For a Schwarzchild black hole of mass $M$, we consider a test particle falling from rest at infinity and becoming trapped, at late time, on the unstable circular orbit of radius $r=4GM/c^2$. When the particle is endowed with a small mass, $μ\ll M$, it experiences an effective gravitational self-force, whose conservative piece shifts the critical value of the angular momentum and the frequency of the asymptotic circular orbit away from their geodesic values. By directly integrating the self-force along the orbit (ignoring radiative dissipation), we numerically calculate these shifts to $O(μ/M)$. Our numerical values are found to be in agreement with estimates first made within the Effective One Body formalism, and with predictions of the first law of black-hole-binary mechanics (as applied to the asymptotic circular orbit). Our calculation is based on a time-domain integration of the Lorenz-gauge perturbation equations, and it is a first such calculation for an unbound orbit. We tackle several technical difficulties specific to unbound orbits, illustrating how these may be handled in more general cases of unbound motion. Our method paves the way to calculations of the self-force along hyperbolic-type scattering orbits. Such orbits can probe the two-body potential down to the "light ring", and could thus supply strong-field calibration data for eccentricity-dependent terms in the Effective One Body model of merging binaries.

Figures (6)

• Figure 1: The Zero-(binding-)energy zoom-whirl geodesic orbit (ZEZO), depicted here in the orbital plane. The inset shows the radial effective potential $V(r;4\mu M)$ [cf. Eq. (\ref{['radEq']})], with the dashed line representing the radial range of the ZEZO orbit. The orbit asymptotes to the innermost bound circular orbit (IBCO) at $r=4M$, corresponding to the maximum of the effective potential.
• Figure 2: Treatment of junk radiation, illustrated here for the mode $(i,\ell,m)=(1,2,2)$ of the perturbation (other modes exhibit a similar behavior). In the oZEZO case (green) we release the particle at $r_{\rm init}=(4+10^{-11})M$, letting junk radiation dissipate away while the particle is still in a tight circular whirl around the black hole; we then discard the $r_{\rm p}< (4+10^{-4})M$ portion of the data, which is dominated by junk. In the iZEZO case (red), the particle is released from $r=133M$, giving usable junk-free data for $r\lesssim 90M$. The thick horizontal dashed line marks the value of the perturbation mode on a strictly circular geodesic at $r=4M$ (the IBCO); reassuringly, the perturbations along both iZEZO and oZEZO asymptotically approach this value, as desired.

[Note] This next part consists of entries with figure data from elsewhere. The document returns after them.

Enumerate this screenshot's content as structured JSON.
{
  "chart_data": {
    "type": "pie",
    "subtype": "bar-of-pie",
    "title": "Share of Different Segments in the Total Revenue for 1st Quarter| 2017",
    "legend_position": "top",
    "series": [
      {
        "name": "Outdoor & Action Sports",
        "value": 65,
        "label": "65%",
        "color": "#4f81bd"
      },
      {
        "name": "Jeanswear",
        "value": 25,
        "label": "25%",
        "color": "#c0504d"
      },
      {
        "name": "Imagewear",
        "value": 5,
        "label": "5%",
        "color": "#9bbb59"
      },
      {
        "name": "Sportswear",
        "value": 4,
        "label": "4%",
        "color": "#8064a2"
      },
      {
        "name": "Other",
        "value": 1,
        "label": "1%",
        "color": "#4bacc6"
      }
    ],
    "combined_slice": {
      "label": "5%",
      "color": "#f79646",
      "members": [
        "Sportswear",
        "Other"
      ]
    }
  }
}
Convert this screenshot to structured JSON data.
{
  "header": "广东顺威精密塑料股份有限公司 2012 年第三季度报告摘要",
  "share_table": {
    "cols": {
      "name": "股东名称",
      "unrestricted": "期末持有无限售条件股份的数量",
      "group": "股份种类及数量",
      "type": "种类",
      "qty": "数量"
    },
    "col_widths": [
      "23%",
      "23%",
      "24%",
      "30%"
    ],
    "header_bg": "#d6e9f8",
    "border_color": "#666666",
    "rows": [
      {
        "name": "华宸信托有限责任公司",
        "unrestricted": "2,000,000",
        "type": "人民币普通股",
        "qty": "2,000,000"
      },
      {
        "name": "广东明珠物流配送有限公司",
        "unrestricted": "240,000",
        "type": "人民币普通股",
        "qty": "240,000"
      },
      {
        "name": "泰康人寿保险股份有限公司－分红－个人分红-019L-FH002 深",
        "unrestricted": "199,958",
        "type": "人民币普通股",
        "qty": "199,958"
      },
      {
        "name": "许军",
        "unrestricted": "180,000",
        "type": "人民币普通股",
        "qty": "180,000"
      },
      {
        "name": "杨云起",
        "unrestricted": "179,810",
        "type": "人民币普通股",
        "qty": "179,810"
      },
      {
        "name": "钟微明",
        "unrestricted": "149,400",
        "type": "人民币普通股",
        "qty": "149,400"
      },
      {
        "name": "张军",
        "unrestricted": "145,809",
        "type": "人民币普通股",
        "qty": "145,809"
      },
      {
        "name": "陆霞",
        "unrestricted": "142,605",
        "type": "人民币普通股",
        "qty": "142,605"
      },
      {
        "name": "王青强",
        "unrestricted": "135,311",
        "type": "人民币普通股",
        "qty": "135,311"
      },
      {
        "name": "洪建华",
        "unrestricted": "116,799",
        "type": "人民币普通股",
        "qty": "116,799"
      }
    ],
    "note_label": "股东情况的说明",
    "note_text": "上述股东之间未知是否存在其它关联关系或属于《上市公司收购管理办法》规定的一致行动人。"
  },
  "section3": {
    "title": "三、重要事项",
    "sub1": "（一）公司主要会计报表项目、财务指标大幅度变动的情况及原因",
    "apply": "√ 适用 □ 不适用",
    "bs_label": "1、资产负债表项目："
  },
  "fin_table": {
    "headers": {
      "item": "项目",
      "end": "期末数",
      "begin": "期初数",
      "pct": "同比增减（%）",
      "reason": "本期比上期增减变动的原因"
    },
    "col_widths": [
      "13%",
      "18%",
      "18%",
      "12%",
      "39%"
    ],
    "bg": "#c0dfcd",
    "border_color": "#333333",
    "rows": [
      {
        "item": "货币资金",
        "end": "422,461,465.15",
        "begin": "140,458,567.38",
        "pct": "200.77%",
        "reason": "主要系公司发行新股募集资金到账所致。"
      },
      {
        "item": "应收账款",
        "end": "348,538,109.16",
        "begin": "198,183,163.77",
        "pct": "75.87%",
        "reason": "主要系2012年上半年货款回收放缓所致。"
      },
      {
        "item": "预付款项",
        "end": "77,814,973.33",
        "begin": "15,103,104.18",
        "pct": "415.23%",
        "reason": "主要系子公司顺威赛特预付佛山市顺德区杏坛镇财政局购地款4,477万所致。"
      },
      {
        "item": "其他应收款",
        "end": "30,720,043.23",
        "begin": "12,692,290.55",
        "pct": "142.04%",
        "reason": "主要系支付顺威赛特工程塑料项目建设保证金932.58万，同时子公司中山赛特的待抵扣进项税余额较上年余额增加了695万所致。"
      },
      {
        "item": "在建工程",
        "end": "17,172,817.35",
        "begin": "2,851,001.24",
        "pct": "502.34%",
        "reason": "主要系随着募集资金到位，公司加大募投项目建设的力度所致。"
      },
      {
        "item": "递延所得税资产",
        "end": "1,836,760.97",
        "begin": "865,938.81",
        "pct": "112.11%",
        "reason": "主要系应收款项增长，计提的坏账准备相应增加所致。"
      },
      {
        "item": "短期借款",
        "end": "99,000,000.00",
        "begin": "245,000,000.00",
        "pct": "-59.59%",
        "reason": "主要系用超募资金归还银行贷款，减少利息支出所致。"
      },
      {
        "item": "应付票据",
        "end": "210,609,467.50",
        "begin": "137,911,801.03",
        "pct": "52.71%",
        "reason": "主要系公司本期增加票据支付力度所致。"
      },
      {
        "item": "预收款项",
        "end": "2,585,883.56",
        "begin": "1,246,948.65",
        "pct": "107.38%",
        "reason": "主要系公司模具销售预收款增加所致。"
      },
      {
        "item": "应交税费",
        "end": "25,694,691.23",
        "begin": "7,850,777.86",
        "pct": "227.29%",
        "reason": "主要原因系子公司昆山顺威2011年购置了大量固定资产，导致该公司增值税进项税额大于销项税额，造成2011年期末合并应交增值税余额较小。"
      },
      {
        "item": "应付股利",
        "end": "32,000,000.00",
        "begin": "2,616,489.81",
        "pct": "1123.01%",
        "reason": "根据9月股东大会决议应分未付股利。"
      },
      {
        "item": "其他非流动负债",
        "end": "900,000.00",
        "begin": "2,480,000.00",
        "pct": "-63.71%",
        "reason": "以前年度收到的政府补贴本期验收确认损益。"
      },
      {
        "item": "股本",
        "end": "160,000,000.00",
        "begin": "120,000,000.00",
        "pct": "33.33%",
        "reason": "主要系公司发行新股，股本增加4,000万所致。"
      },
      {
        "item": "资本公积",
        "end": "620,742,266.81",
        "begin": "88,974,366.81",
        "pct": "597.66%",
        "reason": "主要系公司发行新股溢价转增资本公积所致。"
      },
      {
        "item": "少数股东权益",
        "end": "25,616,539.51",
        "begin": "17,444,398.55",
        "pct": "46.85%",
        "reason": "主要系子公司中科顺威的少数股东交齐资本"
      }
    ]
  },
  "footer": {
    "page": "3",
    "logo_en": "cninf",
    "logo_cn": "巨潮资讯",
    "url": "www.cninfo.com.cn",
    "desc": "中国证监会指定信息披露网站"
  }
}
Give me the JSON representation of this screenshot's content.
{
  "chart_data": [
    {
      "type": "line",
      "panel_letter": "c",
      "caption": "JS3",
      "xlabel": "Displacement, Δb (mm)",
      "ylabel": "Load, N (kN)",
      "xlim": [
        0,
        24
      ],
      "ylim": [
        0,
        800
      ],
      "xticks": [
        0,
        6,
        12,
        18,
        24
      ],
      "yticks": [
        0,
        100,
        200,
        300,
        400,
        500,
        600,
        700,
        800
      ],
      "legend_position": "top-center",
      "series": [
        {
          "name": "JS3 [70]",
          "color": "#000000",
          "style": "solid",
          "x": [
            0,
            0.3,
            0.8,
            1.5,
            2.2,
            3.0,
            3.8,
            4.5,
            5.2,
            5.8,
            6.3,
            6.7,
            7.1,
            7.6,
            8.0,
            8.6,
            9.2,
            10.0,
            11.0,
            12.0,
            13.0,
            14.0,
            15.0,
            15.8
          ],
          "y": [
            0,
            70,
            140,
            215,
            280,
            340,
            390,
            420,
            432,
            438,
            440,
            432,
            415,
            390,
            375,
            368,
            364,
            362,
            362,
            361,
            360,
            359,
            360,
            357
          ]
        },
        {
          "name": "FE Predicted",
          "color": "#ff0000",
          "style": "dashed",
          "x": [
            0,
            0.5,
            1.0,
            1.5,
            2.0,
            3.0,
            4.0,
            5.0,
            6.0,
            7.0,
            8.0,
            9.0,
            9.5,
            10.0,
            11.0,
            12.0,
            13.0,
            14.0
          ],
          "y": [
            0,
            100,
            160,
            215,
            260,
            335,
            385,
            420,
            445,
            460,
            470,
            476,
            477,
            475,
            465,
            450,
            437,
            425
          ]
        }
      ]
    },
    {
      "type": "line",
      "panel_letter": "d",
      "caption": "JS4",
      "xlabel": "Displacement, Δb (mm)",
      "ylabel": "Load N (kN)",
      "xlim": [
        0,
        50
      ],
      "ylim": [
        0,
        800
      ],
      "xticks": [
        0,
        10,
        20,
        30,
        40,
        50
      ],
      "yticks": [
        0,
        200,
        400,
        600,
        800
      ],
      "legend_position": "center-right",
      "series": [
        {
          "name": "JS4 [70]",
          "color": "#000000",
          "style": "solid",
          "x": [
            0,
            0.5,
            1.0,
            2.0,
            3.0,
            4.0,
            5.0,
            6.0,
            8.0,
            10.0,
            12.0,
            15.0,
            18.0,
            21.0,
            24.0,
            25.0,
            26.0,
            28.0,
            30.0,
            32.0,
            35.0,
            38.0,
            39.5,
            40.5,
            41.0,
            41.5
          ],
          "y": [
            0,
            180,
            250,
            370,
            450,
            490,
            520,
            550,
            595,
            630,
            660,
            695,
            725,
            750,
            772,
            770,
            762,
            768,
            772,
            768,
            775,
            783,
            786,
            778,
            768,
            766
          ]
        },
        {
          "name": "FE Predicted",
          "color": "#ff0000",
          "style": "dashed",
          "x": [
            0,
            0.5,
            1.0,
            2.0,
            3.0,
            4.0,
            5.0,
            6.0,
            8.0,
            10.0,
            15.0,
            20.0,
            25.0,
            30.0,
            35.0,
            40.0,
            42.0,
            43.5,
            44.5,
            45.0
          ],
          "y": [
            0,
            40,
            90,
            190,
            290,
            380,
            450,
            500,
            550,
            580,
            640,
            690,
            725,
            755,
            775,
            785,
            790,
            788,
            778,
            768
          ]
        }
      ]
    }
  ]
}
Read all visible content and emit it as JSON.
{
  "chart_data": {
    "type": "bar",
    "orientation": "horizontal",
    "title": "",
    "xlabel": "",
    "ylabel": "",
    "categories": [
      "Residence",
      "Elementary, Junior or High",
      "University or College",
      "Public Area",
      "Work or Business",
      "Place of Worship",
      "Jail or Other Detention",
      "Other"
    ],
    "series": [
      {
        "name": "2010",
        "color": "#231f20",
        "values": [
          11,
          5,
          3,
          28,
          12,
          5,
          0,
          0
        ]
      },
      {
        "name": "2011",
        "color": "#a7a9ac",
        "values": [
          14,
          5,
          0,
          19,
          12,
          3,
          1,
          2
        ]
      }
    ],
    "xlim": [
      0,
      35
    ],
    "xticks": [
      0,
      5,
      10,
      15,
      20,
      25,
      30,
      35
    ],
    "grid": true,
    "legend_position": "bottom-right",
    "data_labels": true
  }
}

• Figure 3: Raw numerical data for the monopole ($\ell=0$) mode along the iZEZO orbit, as it settles into a circular whirl (at around $t\sim 920M$). The upper and lower panels show our numerical variables $\bar{h}^{(i)00}$ (refer to the first paragraph of Sec. \ref{['review']}] and their first time derivatives on the particle, respectively. During the whirl, we expect the metric perturbation to assume a constant value on the orbit (in any reasonable gauge); we see instead the characteristic behaviour of a linear-in-time gauge mode, evidently present in the data.
• Figure 4: Numerical filtering of the monopole solution along the iZEZO. The plot shows our numerical metric variables, evaluated on the orbit, after filtering out the linear-in-t gauge mode present in the raw data. Horizontal dashed lines mark the (constant) values of the metric variables on the IBCO. Reassuringly, these values are approached as the orbit settles into a circular whirl at the IBCO. (Note the variable $h^{(2)}$ is zero for the IBCO; the residual value of the numerical $h^{(2)}$ solution can serve as an error estimate.)
• Figure 5: Numerical filtering of the even-parity dipole mode for the iZEZO. The plot shows the dipole field along the orbit, after subtraction of a suitable gauge mode with a generator of the form \ref{['Dlin']}. Horizontal dashed lines mark the (constant) absolute values of the metric functions along the IBCO. Reassuringly, our filtered dipole solution approaches these values as the iZEZO settles into a circular whirl at the IBCO.